A word on FHA loans. The Federal Housing Administration does not MAKE the loans, but rather, insures them from private lenders. FHA loans are largely issued to financially-strapped or first-time homebuyers due to their low down payments and initial interest rates. TBW subsisted on insuring such loans; to be suspended from doing FHA loans essentially shut down the business.

Anderson Chase Financial

Fannie and Freddie and Mortgage Overhaul

Thursday, August 6th, 2009

The Obama administration is considering an overhaul of Fannie Mae and Freddie Mac that would strip the mortgage finance giants of hundreds of billions of dollars in troubled loans and create a new structure to support the home-loan market. The bad debts the firms own would be placed in new government financial institutions – so-called “bad banks” – that would take responsibility for collecting as much of the outstanding balance as possible. What would be left would be two healthy financial companies with a clean slate.

The moves would represent one of the most dramatic reorderings of the badly shattered housing finance system since Fannie Mae was created by Congress to support mortgage lending during the Great Depression. Fannie Mae and Freddie Mac have government charters to buy home loans from banks, which they repackage and sell to investors. The banks can then use the proceeds to offer more loans to home buyers.

The proposal, which is preliminary and one of several under discussion, is scheduled to be taken up today by the White House’s National Economic Council.

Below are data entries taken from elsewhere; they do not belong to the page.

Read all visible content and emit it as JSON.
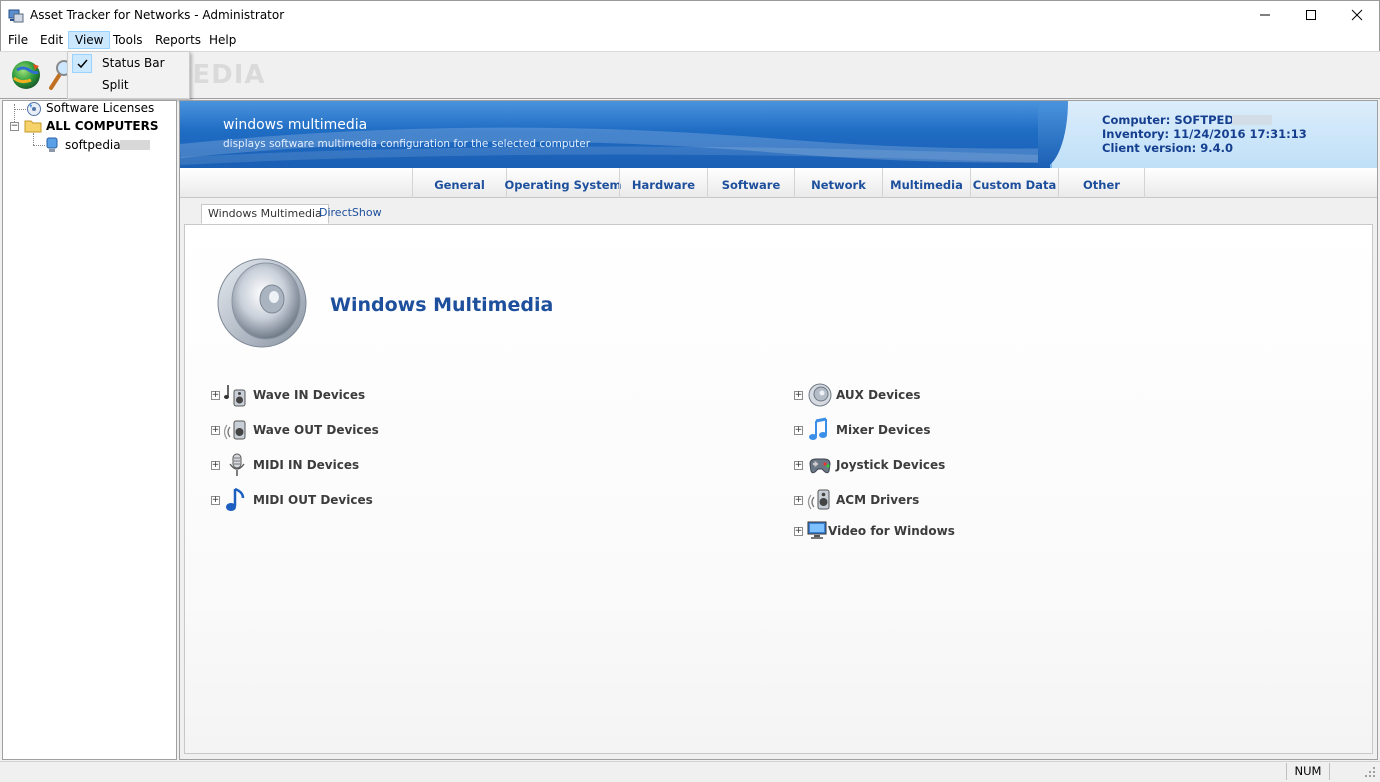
{
  "window": {
    "title": "Asset Tracker for Networks - Administrator",
    "controls": {
      "minimize": "—",
      "maximize": "☐",
      "close": "✕"
    }
  },
  "menu": {
    "items": [
      "File",
      "Edit",
      "View",
      "Tools",
      "Reports",
      "Help"
    ],
    "open_menu": "View",
    "view_dropdown": [
      {
        "label": "Status Bar",
        "checked": true
      },
      {
        "label": "Split",
        "checked": false
      }
    ]
  },
  "toolbar": {
    "watermark": "SOFTPEDIA",
    "buttons": [
      {
        "name": "refresh-globe-icon"
      },
      {
        "name": "search-magnifier-icon"
      }
    ]
  },
  "tree": {
    "software_licenses": "Software Licenses",
    "all_computers": "ALL COMPUTERS",
    "computer": "softpedia-"
  },
  "banner": {
    "title": "windows multimedia",
    "subtitle": "displays software multimedia configuration for the selected computer",
    "computer": "Computer: SOFTPEDIA-",
    "inventory": "Inventory: 11/24/2016 17:31:13",
    "client_version": "Client version: 9.4.0"
  },
  "tabs": [
    "General",
    "Operating System",
    "Hardware",
    "Software",
    "Network",
    "Multimedia",
    "Custom Data",
    "Other"
  ],
  "sub_tabs": [
    "Windows Multimedia",
    "DirectShow"
  ],
  "section": {
    "title": "Windows Multimedia"
  },
  "devices_left": [
    {
      "label": "Wave IN Devices",
      "icon": "wave-in-icon"
    },
    {
      "label": "Wave OUT Devices",
      "icon": "wave-out-icon"
    },
    {
      "label": "MIDI IN Devices",
      "icon": "microphone-icon"
    },
    {
      "label": "MIDI OUT Devices",
      "icon": "music-note-icon"
    }
  ],
  "devices_right": [
    {
      "label": "AUX Devices",
      "icon": "speaker-round-icon"
    },
    {
      "label": "Mixer Devices",
      "icon": "mixer-note-icon"
    },
    {
      "label": "Joystick Devices",
      "icon": "joystick-icon"
    },
    {
      "label": "ACM Drivers",
      "icon": "acm-speaker-icon"
    },
    {
      "label": "Video for Windows",
      "icon": "monitor-icon"
    }
  ],
  "statusbar": {
    "num": "NUM"
  },
  "colors": {
    "accent": "#1d4f9c",
    "banner_blue": "#1f6cc4",
    "banner_info": "#153e8f"
  }
}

The government’s efforts so far “have taken the risk out of those two firms,” Treasury Secretary Timothy Geithner said. “The only question that remains is what form, what structure they ultimately will take.”

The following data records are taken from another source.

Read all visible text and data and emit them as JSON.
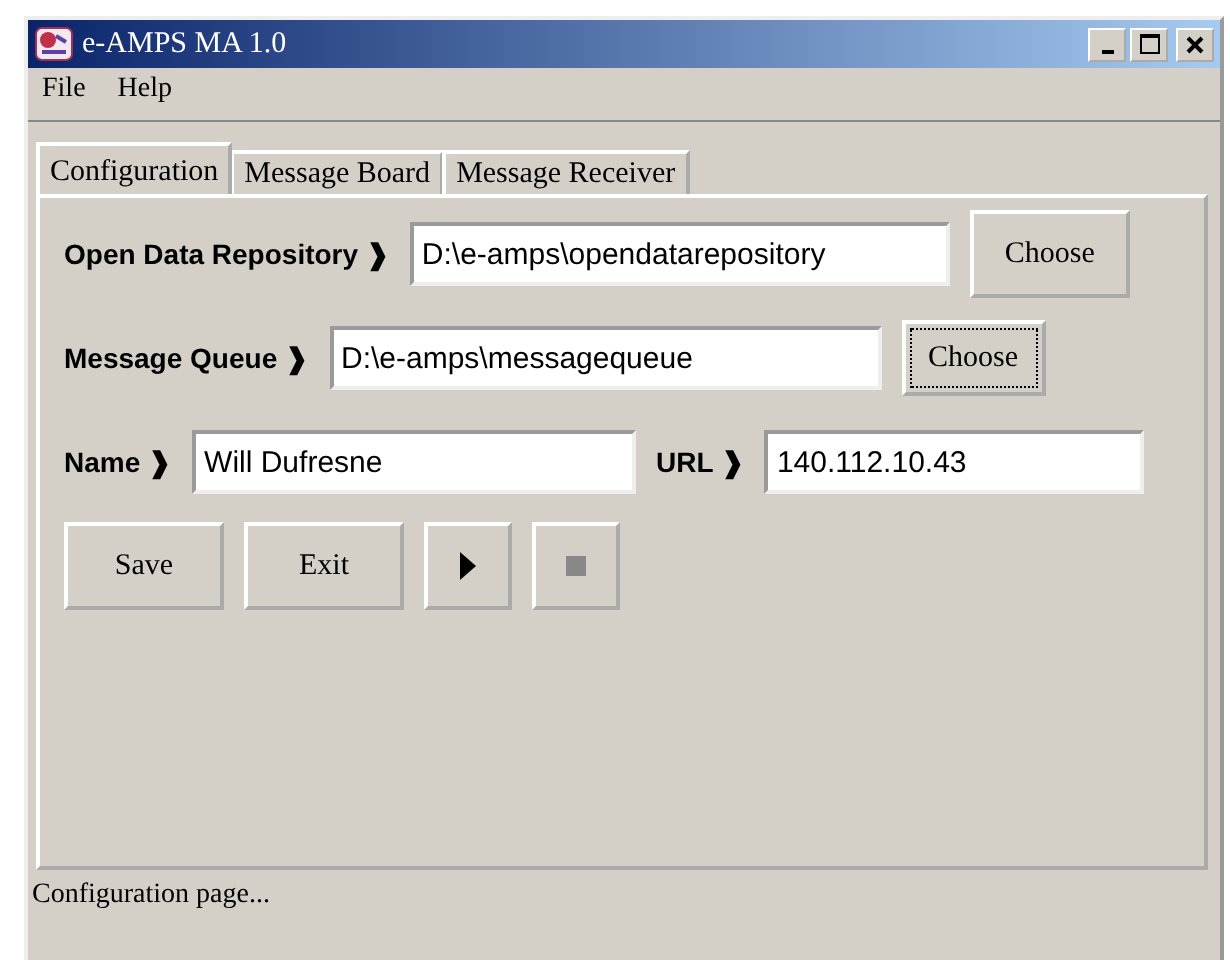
{
  "window": {
    "title": "e-AMPS MA 1.0"
  },
  "menu": [
    "File",
    "Help"
  ],
  "tabs": [
    {
      "label": "Configuration",
      "selected": true
    },
    {
      "label": "Message Board",
      "selected": false
    },
    {
      "label": "Message Receiver",
      "selected": false
    }
  ],
  "rows": [
    [
      {
        "kind": "label",
        "text": "Open Data Repository ❱"
      },
      {
        "kind": "field",
        "value": "D:\\e-amps\\opendatarepository"
      },
      {
        "kind": "button",
        "label": "Choose",
        "focused": false
      }
    ],
    [
      {
        "kind": "label",
        "text": "Message Queue ❱"
      },
      {
        "kind": "field",
        "value": "D:\\e-amps\\messagequeue"
      },
      {
        "kind": "button",
        "label": "Choose",
        "focused": true
      }
    ],
    [
      {
        "kind": "label",
        "text": "Name ❱"
      },
      {
        "kind": "field",
        "value": "Will Dufresne"
      },
      {
        "kind": "label",
        "text": "URL ❱"
      },
      {
        "kind": "field",
        "value": "140.112.10.43"
      }
    ],
    [
      {
        "kind": "button",
        "label": "Save",
        "focused": false
      },
      {
        "kind": "button",
        "label": "Exit",
        "focused": false
      },
      {
        "kind": "play",
        "disabled": false
      },
      {
        "kind": "stop",
        "disabled": true
      }
    ]
  ],
  "status_bar": "Configuration page..."
}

In an interview yesterday announcing that he would step down this month, James Lockhart, the chief regulator of Fannie Mae and Freddie Mac, said there needs to be a “good bank, bad bank” structure.

bank

Good Bank, Bad Bank

The “bad bank” would be a depository for Fannie Mae’s and Freddie Mac’s bad assets. Then, the government could create new companies, if it chose to do so, that would attract private investment in support of mortgage finance. Options for the “good banks” include consolidating the firms into a single government agency, leaving mortgage finance purely to private banks or maintaining a hybrid model.

A major problem has been that Fannie Mae and Freddie Mac own and insure trillions of dollars of existing mortgages. With the economy still in a deep recession, joblessness rising and defaults on home loans expected to continue to increase, there is great uncertainty over the size of future losses at Fannie Mae and Freddie Mac. That, in turn, is likely to drive investors from committing money to the companies.